Researchers have developed their own instrument to measure positive maternal mental health during pregnancy. It is based on a mental health questionnaire given to pregnant women at 26-28 weeks.

What does the study show?

At the age of 7.5 years, children experience a critical stage of development during which the brain moves to different types of activities and cognitive processes develop in new ways. Consequently, this period was chosen as the focus of the study.

Brain areas involved in emotion perception and regulation include the hippocampus and amygdala, as well as various functional networks such as the visual network, the default mode network (DMN), and the functional network. These areas of the brain are directly related to how the mother cares for the child.

A composite measure from multiple mental health scales was used to assess positive maternal emotions during pregnancy. Other possible contributing factors such as socioeconomic status, stress levels, family and friend relationships, and death of close relatives in the two years before and after conception were also recorded to determine a socio-environmental risk factor. Maternal parenting stress was also assessed when the child was six years old.

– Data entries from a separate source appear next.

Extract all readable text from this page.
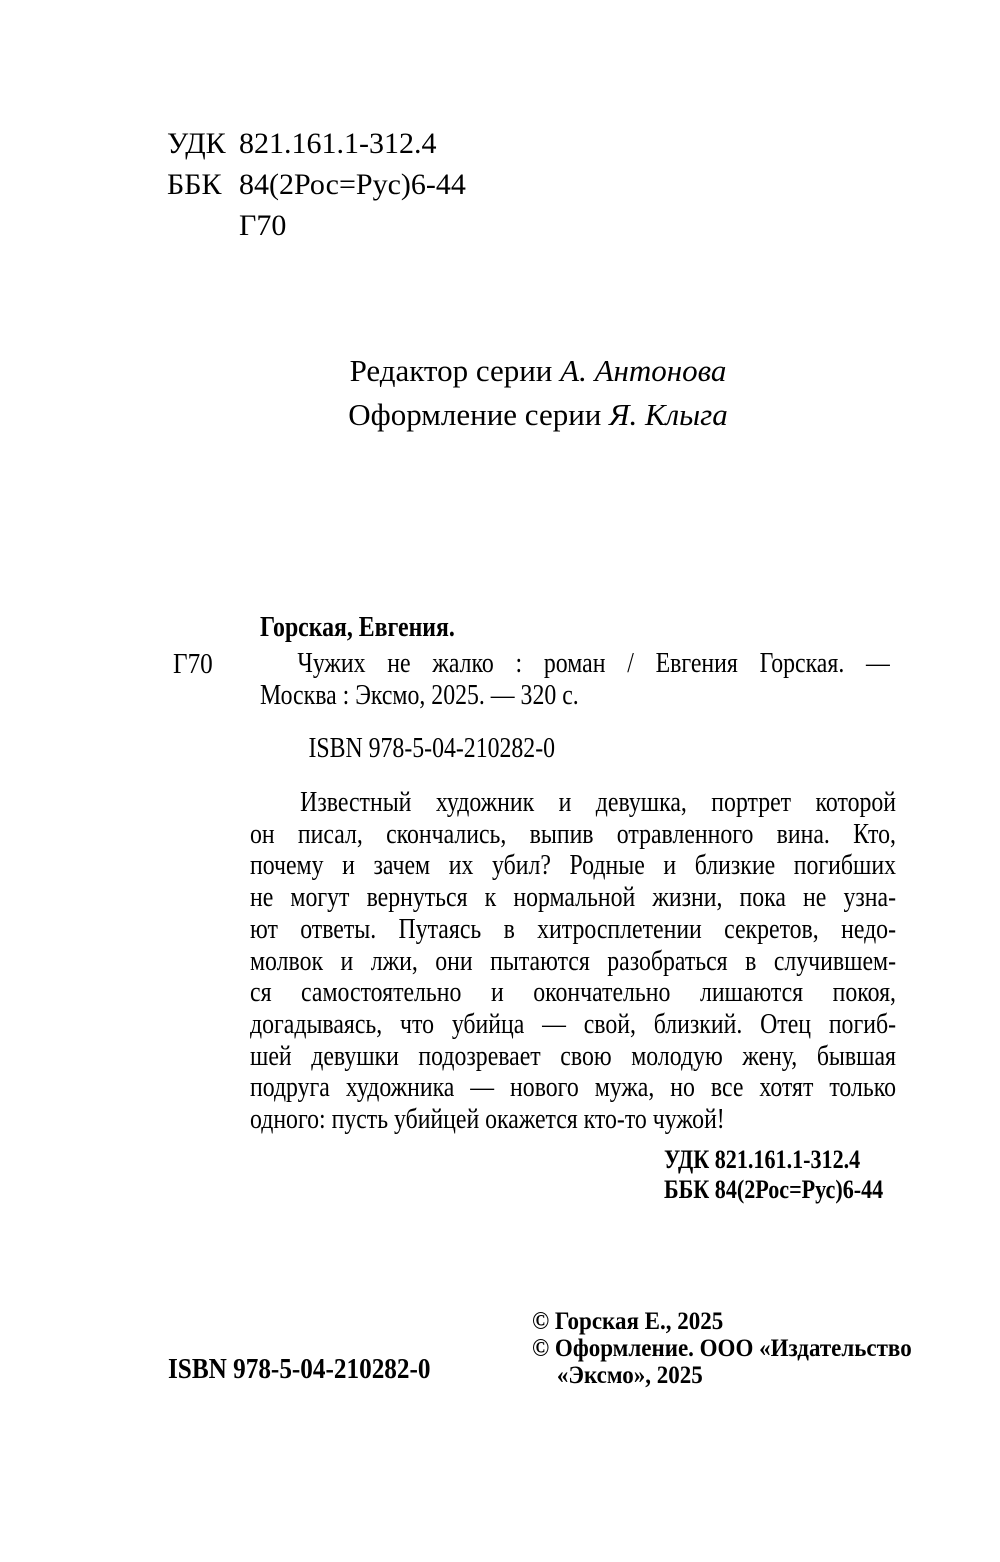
УДК 821.161.1-312.4
ББК 84(2Рос=Рус)6-44
Г70
Редактор серии А. Антонова
Оформление серии Я. Клыга
Г70
Горская, Евгения.
Чужих не жалко : роман / Евгения Горская. —
Москва : Эксмо, 2025. — 320 с.
ISBN 978-5-04-210282-0
Известный художник и девушка, портрет которой
он писал, скончались, выпив отравленного вина. Кто,
почему и зачем их убил? Родные и близкие погибших
не могут вернуться к нормальной жизни, пока не узна-
ют ответы. Путаясь в хитросплетении секретов, недо-
молвок и лжи, они пытаются разобраться в случившем-
ся самостоятельно и окончательно лишаются покоя,
догадываясь, что убийца — свой, близкий. Отец погиб-
шей девушки подозревает свою молодую жену, бывшая
подруга художника — нового мужа, но все хотят только
одного: пусть убийцей окажется кто-то чужой!
УДК 821.161.1-312.4
ББК 84(2Рос=Рус)6-44
ISBN 978-5-04-210282-0
© Горская Е., 2025
© Оформление. ООО «Издательство
«Эксмо», 2025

Importantly, girls born to mothers who reported feeling happy during pregnancy had larger hippocampal volumes, whereas both boys and girls born to happy mothers showed altered functional connectivity of multiple networks.

When categorized by task-negative and task-positive networks, decreased connectivity between task-negative networks was observed in girls born to mothers with increased positive emotions during pregnancy. Conversely, increased connectivity within task-positive networks was associated with greater maternal happiness during pregnancy.

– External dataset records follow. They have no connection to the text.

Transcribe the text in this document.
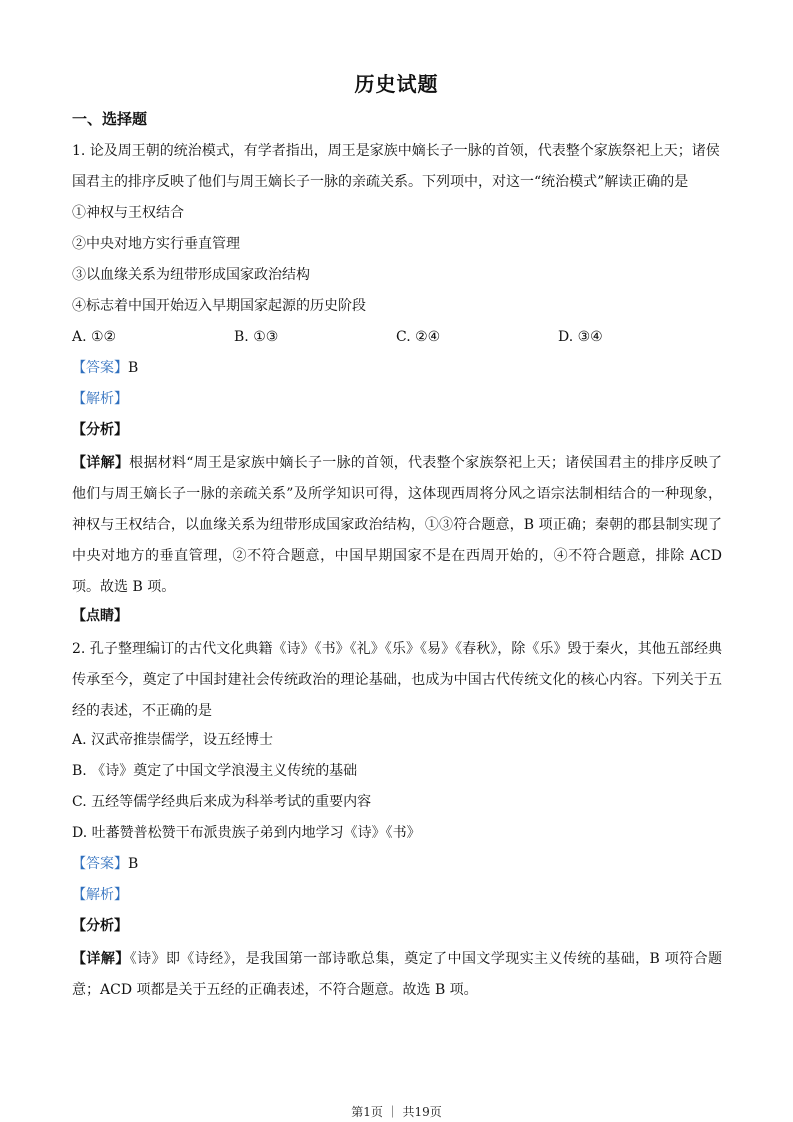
历史试题
一、选择题
1. 论及周王朝的统治模式，有学者指出，周王是家族中嫡长子一脉的首领，代表整个家族祭祀上天；诸侯
国君主的排序反映了他们与周王嫡长子一脉的亲疏关系。下列项中，对这一“统治模式”解读正确的是
①神权与王权结合
②中央对地方实行垂直管理
③以血缘关系为纽带形成国家政治结构
④标志着中国开始迈入早期国家起源的历史阶段
A. ①②	B. ①③	C. ②④	D. ③④
【答案】B
【解析】
【分析】
【详解】根据材料“周王是家族中嫡长子一脉的首领，代表整个家族祭祀上天；诸侯国君主的排序反映了他们与周王嫡长子一脉的亲疏关系”及所学知识可得，这体现西周将分风之语宗法制相结合的一种现象，神权与王权结合，以血缘关系为纽带形成国家政治结构，①③符合题意，B 项正确；秦朝的郡县制实现了中央对地方的垂直管理，②不符合题意，中国早期国家不是在西周开始的，④不符合题意，排除 ACD 项。故选 B 项。
【点睛】
2. 孔子整理编订的古代文化典籍《诗》《书》《礼》《乐》《易》《春秋》，除《乐》毁于秦火，其他五部经典传承至今，奠定了中国封建社会传统政治的理论基础，也成为中国古代传统文化的核心内容。下列关于五经的表述，不正确的是
A. 汉武帝推崇儒学，设五经博士
B. 《诗》奠定了中国文学浪漫主义传统的基础
C. 五经等儒学经典后来成为科举考试的重要内容
D. 吐蕃赞普松赞干布派贵族子弟到内地学习《诗》《书》
【答案】B
【解析】
【分析】
【详解】《诗》即《诗经》，是我国第一部诗歌总集，奠定了中国文学现实主义传统的基础，B 项符合题意；ACD 项都是关于五经的正确表述，不符合题意。故选 B 项。
第1页 ｜ 共19页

Because these findings were absent when investigating maternal depression or anxiety during pregnancy, the observed changes in functional connectivity may occur specifically with maternal positive emotions during pregnancy. This may indicate that maternal happiness is transmitted to the developing infant’s brain through neural changes.

What are the effects?

The results of the study suggest that feeling happy during pregnancy not only reduces the mother’s risk of mental illness but also acts as a protective factor for fetal brain development.

Previous research has shown that anxious and stressed mothers are more likely to have babies with hippocampal changes, which can affect the developing brain and lead to impaired stress responses in the future. By encouraging mothers to have positive emotions during pregnancy, hippocampal development in offspring can be promoted, with improved structure and functional networks when children typically start school.

Importantly, enhanced hippocampal development is associated with greater childhood resilience, thus serving as an early marker of emotional vulnerability and greater potential for behavioral and emotional problems when coping with stressful situations. However, the period of fetal development in which maternal positive emotions occur may alter the effect.

Future studies are needed to establish and extend these findings, particularly to understand the neural basis of prenatal-maternal interactions during psychoneurological development. These studies may help develop preventive strategies to help mothers feel happier during pregnancy and ultimately improve the mental health of their children.

Journal Reference:

  • Qiu, A., Shen, C., Lopez-Vicente, M., etc. (2024). Positive maternal mental health during pregnancy affects the hippocampus and brain functional networks of infants. Nature is mental health. doi:10.1038/s44220-024-00202-8.